Für den Deutschen Hochseefischerei-Verband waren nach wie vor die möglichen Auswirkungen des Brexit das wichtigste Thema. Neben dem Zugang zu den traditionellen Fanggründen in der britischen Fischereizone besteht eine große Gefahr, dass der Brexit zu einem Verlust der relativen Stabilität führen könnte, wenn das bisherige Verteilungssystem durch ein neues Verteilungssystem auf der Basis räumlicher Verbreitung von Fischbeständen ersetzt wird. Turnusmäßig standen in diesem Jahr Wahlen an. Die Mitglieder wählen einstimmig erneut Herrn Dr. Uwe Richter zum Vorsitzenden und Herrn Haraldur Gretarsson zum Stellvertretenden Vorsitzenden des Deutschen Hochseefischerei-Verbandes.
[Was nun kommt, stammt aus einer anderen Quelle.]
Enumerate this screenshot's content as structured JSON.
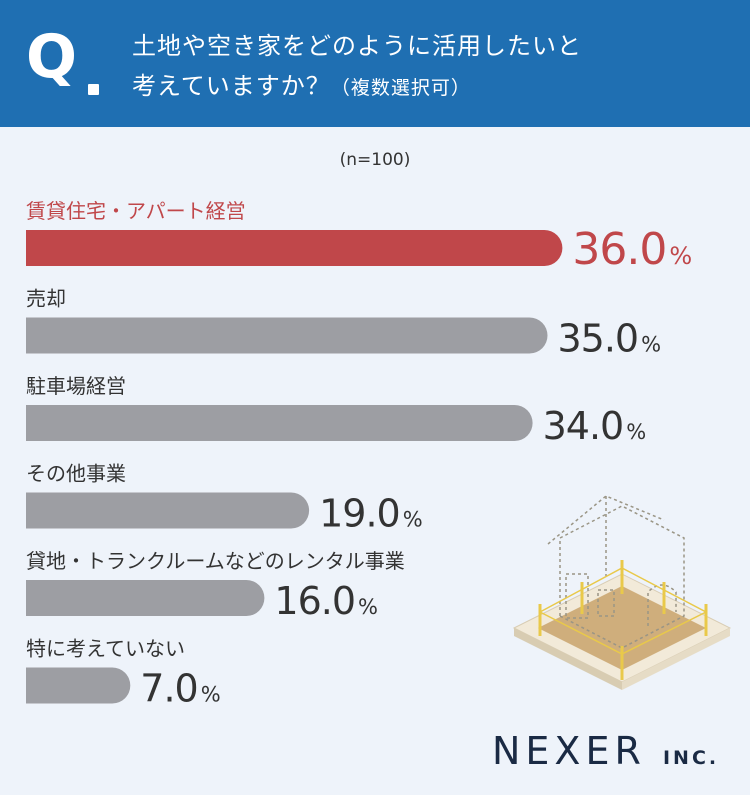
{
  "header": {
    "q": "Q",
    "question_line1": "土地や空き家をどのように活用したいと",
    "question_line2": "考えていますか？",
    "question_note": "（複数選択可）"
  },
  "sample_size": "(n=100)",
  "logo": {
    "name": "NEXER",
    "suffix": "INC."
  },
  "colors": {
    "header": "#1f6fb2",
    "highlight": "#c0474a",
    "bar": "#9d9ea3",
    "text": "#333333"
  },
  "chart_data": {
    "type": "bar",
    "orientation": "horizontal",
    "categories": [
      "賃貸住宅・アパート経営",
      "売却",
      "駐車場経営",
      "その他事業",
      "貸地・トランクルームなどのレンタル事業",
      "特に考えていない"
    ],
    "values": [
      36.0,
      35.0,
      34.0,
      19.0,
      16.0,
      7.0
    ],
    "value_labels": [
      "36.0",
      "35.0",
      "34.0",
      "19.0",
      "16.0",
      "7.0"
    ],
    "unit": "%",
    "highlight_index": 0,
    "xlim": [
      0,
      40
    ]
  }
}
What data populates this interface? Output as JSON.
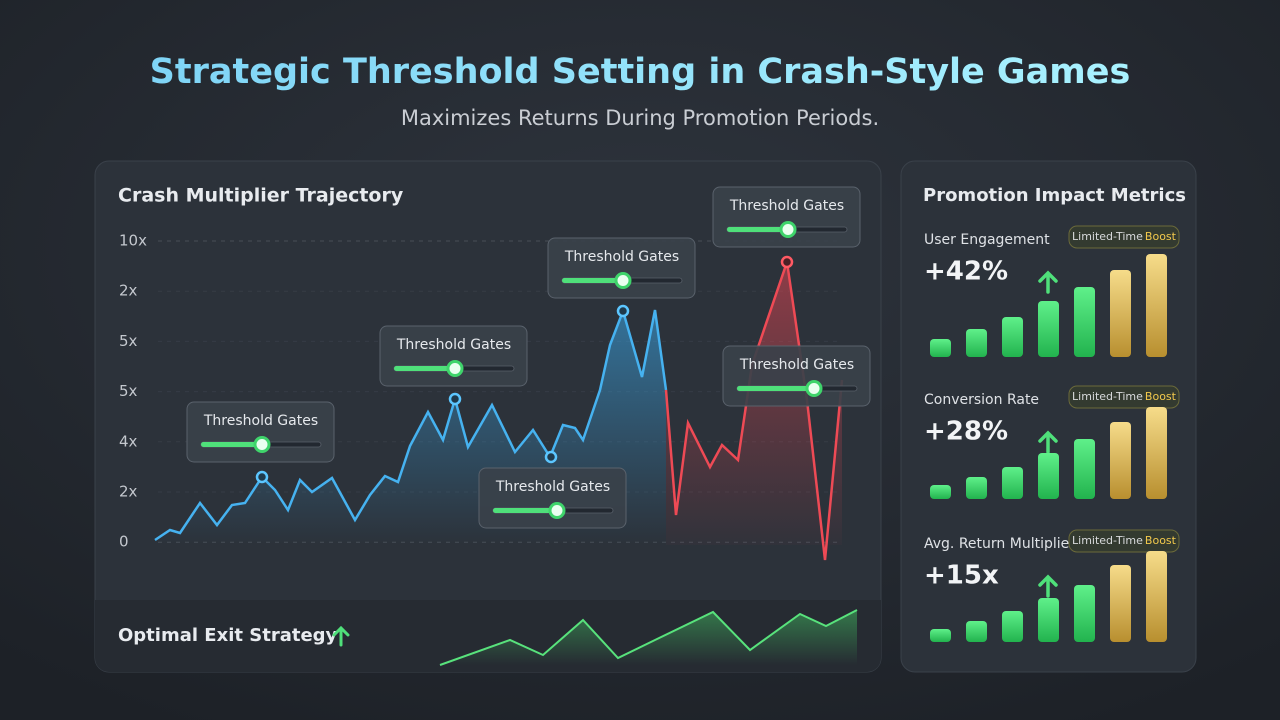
{
  "header": {
    "title": "Strategic Threshold Setting in Crash-Style Games",
    "subtitle": "Maximizes Returns During Promotion Periods."
  },
  "trajectory": {
    "title": "Crash Multiplier Trajectory",
    "axis_labels": [
      "10x",
      "2x",
      "5x",
      "5x",
      "4x",
      "2x",
      "0"
    ],
    "gates": [
      "Threshold Gates",
      "Threshold Gates",
      "Threshold Gates",
      "Threshold Gates",
      "Threshold Gates",
      "Threshold Gates"
    ],
    "footer": "Optimal Exit Strategy"
  },
  "metrics": {
    "title": "Promotion Impact Metrics",
    "items": [
      {
        "label": "User Engagement",
        "value": "+42%",
        "badge": "Limited-Time",
        "badge_highlight": "Boost"
      },
      {
        "label": "Conversion Rate",
        "value": "+28%",
        "badge": "Limited-Time",
        "badge_highlight": "Boost"
      },
      {
        "label": "Avg. Return Multiplier",
        "value": "+15x",
        "badge": "Limited-Time",
        "badge_highlight": "Boost"
      }
    ]
  }
}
Man verständigte sich zudem darauf, dass es auch im nächsten Jahr wieder ein Parlamentarisches Frühstück in Berlin geben soll, da die Reaktionen im Nachgang auf das Parlamentarische Frühstück in diesem Jahr durchweg positiv waren.
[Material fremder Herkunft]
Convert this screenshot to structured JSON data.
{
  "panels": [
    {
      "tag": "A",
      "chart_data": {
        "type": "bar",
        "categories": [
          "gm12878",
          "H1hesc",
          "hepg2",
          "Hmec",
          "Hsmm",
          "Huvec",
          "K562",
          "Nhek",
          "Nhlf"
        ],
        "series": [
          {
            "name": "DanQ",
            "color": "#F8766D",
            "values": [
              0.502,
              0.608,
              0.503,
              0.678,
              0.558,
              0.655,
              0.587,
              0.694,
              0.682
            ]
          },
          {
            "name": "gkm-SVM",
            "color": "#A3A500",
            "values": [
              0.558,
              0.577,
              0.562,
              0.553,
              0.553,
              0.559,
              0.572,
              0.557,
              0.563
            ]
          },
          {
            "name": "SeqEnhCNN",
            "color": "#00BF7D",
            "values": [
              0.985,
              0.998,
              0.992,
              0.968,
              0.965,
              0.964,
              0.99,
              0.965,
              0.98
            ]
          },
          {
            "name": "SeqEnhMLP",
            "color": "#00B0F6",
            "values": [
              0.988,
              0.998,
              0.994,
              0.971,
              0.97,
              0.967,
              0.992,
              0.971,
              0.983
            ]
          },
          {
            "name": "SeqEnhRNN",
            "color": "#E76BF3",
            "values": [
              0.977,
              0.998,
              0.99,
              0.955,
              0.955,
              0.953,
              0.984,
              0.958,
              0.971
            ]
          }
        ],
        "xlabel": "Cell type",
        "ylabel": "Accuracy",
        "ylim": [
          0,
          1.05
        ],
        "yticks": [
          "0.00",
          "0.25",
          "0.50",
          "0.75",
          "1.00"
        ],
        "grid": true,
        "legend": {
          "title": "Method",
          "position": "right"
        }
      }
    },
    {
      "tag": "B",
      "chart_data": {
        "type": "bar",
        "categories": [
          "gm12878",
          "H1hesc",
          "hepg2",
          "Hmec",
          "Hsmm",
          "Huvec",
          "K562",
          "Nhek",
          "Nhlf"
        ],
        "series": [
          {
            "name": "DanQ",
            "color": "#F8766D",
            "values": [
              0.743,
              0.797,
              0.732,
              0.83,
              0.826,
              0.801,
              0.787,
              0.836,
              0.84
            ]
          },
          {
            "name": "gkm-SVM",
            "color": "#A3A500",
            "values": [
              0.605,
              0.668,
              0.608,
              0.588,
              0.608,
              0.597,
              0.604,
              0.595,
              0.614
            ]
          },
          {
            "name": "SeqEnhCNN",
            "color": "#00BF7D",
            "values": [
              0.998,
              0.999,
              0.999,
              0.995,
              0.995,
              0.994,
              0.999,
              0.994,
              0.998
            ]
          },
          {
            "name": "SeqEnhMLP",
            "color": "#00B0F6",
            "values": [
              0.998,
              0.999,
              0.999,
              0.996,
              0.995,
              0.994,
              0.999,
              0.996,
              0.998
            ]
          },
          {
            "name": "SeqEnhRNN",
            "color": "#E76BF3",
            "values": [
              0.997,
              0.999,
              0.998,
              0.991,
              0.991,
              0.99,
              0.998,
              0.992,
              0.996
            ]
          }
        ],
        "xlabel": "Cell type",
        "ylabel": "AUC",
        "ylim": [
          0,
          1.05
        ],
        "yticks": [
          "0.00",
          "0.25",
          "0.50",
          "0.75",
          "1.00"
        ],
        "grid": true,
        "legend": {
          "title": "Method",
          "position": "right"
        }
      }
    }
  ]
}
Wissenschaftlicher Beirat behandelt den Klimawandel


Die Vortragsveranstaltung des wissenschaftlichen Beirates stand unter dem Motto "Klimawandel und Fischerei: Auswirkungen, Risiken, Chancen und Handlungsfelder". (Die Vorträge dieser Veranstaltung kann man hier noch einmal sehen.) Nach einem Impulsvortrag zu historischen und zukünftigen Auswirkungen des Klimawandels wurden in mehreren Vorträgen die Auswirkungen des Klimawandels auf die verschiedenen Gewässerbereiche und auf die Aquakultur betrachtet. Dabei ging es unter anderem auch um die Auswirkungen auf die Produktivität des Herings der westlichen Ostsee und die Veränderung der Verbreitung und Migration von Fischbeständen in den Meeren. Hierzu gab es eine Resolution des DFV, die im nächsten Heft erscheint. Das Thema stand auch im Mittelpunkt der Medienberichte über den Fischereitag. Insbesondere die Chancen durch wachsende Fischbestände in nördlichen Gewässern interessierten die Journalisten, die sonst oft nur Weltuntergangsberichte zum Klimawandel aufnehmen.

Weitere Vortragsveranstaltungen gab es vom Verband Deutscher Fischereiverwaltungsbeamter und Fischereiwissenschaftler (VDFF) und von der Aalkommission, in der es eine rege Diskussion um zwei Vorträge gab, die sich mit dem Aalherpesvirus befassten. Der VDFF führte wieder eine Poster-Session mit Beiträgen junger Wissenschaftler zu fischereilichen Themen durch. Erstmal erzielten zwei Poster die gleiche Stimmenanzahl, so dass es zwei Preisträger gab. Das war zum einen Isabella Kratzer mit dem Poster "Perlen vor die Schweinswale - akustische Modellierung von Stellnetzmodifikationen zur Beifangreduktion". Hier wurde für die Vermeidung von Schweinswalbeifängen modelliert, mit welchen Objekten die Stellnetze für Schweinswale akustisch sichtbarer werden, wobei sich Plexiglaskugeln mit einem bestimmten Durchmesser als erfolgversprechendste Option herausstellten. Zum anderen gewann Laura Wichmann mit "Untersuchung zum Bioakkumulationspotential von Alizarianrot S im Fischmuskelgewebe am Beispiel des Europäischen Aals". Mittels einer eigens entwickelten Detektionsmethodik wurde gezeigt, dass sich der zur Markierung von Otolithen verwendete Farbstoff Alizarinrot S nicht dauerhaft im Aalmuskelgewebe einlagert.

Der nächste Deutsche Fischereitag wird vom 25. bis zum 27. August 2020 in Berlin stattfinden. Dann wird der Deutsche Fischerei-Verband sein 150jähriges Jubiläum in der Stadt begehen, in der er 1870 gegründet worden war.